You have to want to not feel the pain. you may be have to work at it, quite a bit at that. That work could last for months, years, there's no set of time that it takes to get over the pain of a heartbreak. You have to want happiness for yourself. 100 people can tell you that it's going to be okay, or that it'll heal in time, but honestly healing is on your own time. You have to want to, and believe that you can really let it go. Remember that you came into this world one by one, and you will leave just the same, you don't need anyone to complete you. You are already complete by yourself, you are valuable and that's where that self love comes in to play.
Don't go rushing into a relationship, or hook up just to get over an ex because honey, that is just like putting a bandaid on a cut. Eventually you're going to have to give the cut oxygen so it can scab and completely heal. It might numb the pain for a while, but it won't heal the way you need it to heal. Allow yourself to be in your feelings, its okay to feel things, that is when you are actually the strongest when you allow yourself to feel out your feelings and process those emotions. Don't hurt someone else along the way. Why make someone feel the way you have felt, in a sense of hurt? It can be so damn destructive so please, just don't do it. instead lean on those support systems, the friends you have in your corner. Try a new hobby, go on dates with yourself, be the strong bad ass person that you are. Give yourself grace and know that not everyone is going to always understand.

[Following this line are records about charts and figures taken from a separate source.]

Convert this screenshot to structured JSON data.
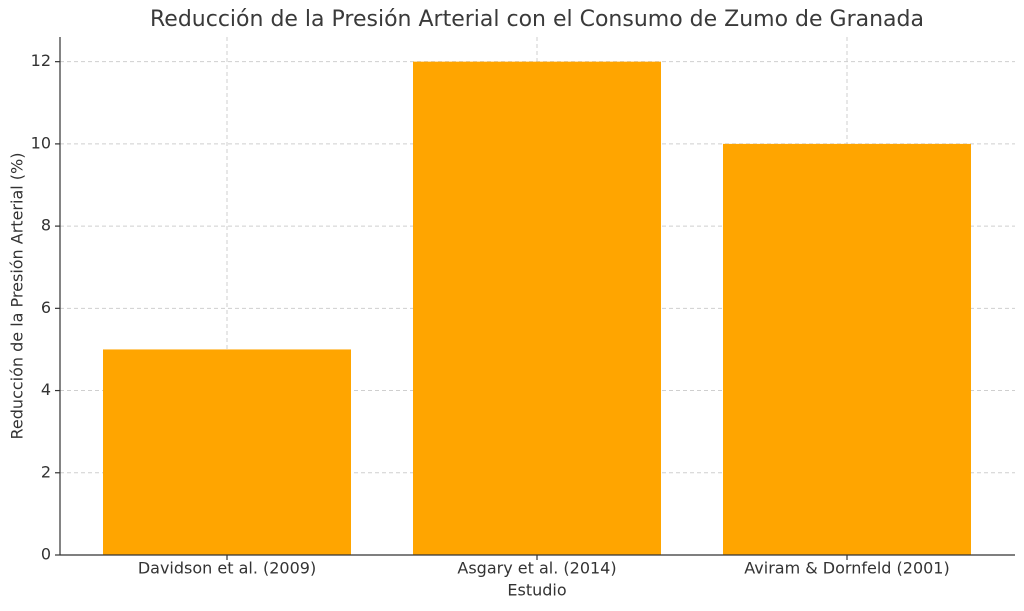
{
  "chart_data": {
    "type": "bar",
    "title": "Reducción de la Presión Arterial con el Consumo de Zumo de Granada",
    "x_label": "Estudio",
    "y_label": "Reducción de la Presión Arterial (%)",
    "categories": [
      "Davidson et al. (2009)",
      "Asgary et al. (2014)",
      "Aviram & Dornfeld (2001)"
    ],
    "values": [
      5,
      12,
      10
    ],
    "color": "#ffa500",
    "ylim": [
      0,
      12.6
    ],
    "yticks": [
      0,
      2,
      4,
      6,
      8,
      10,
      12
    ],
    "grid": true
  }
}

If someone has left you, it is not a " you " problem. it is their problem, and understand that everyone grows, sometimes together and sometimes apart. That is more than okay, its the way you go about things. Do not sit around asking yourself why to questions you may never get the answers to. As hard as it seems, easier said than done, let that shit go. Holding onto it does not bring you peace. Stop lurking on their instagram, or checking on their socials. cut contact for a while. Maybe that person and you can talk things out eventually but if that isn't the case, let it go. Open that new chapter and don't block your blessings because you're still stuck on what could, should, would have been. In my honest opinion, its a waste of your time when you could be being productive on something else, or doing something that you are passionate about, spending time with your family, time goes by so damn fast, don't stay waiting around. Learn to be alright with closing chapters in your story.
Hurt people, hurt people. It is what it is - Forgive even when there isn't an apology. It is only going to bring you peace from the situation. Again, that could be from a friendship, a relationship, any wrong that someone has done. Also, if someone has hurt you, let them know because sometimes, they just aren't aware but again, you can't make anyone be sorry but you can learn from the situation and let it go. Love yourself enough to want to move forward, and better yourself.
Overall: do what is best for you and heal at your own pace
I wish nothing but the best for you,
Aspen
*Disclaimer* I am not a counselor, therapist, or anything, I am just giving my advice, and some words from the heart on the subject.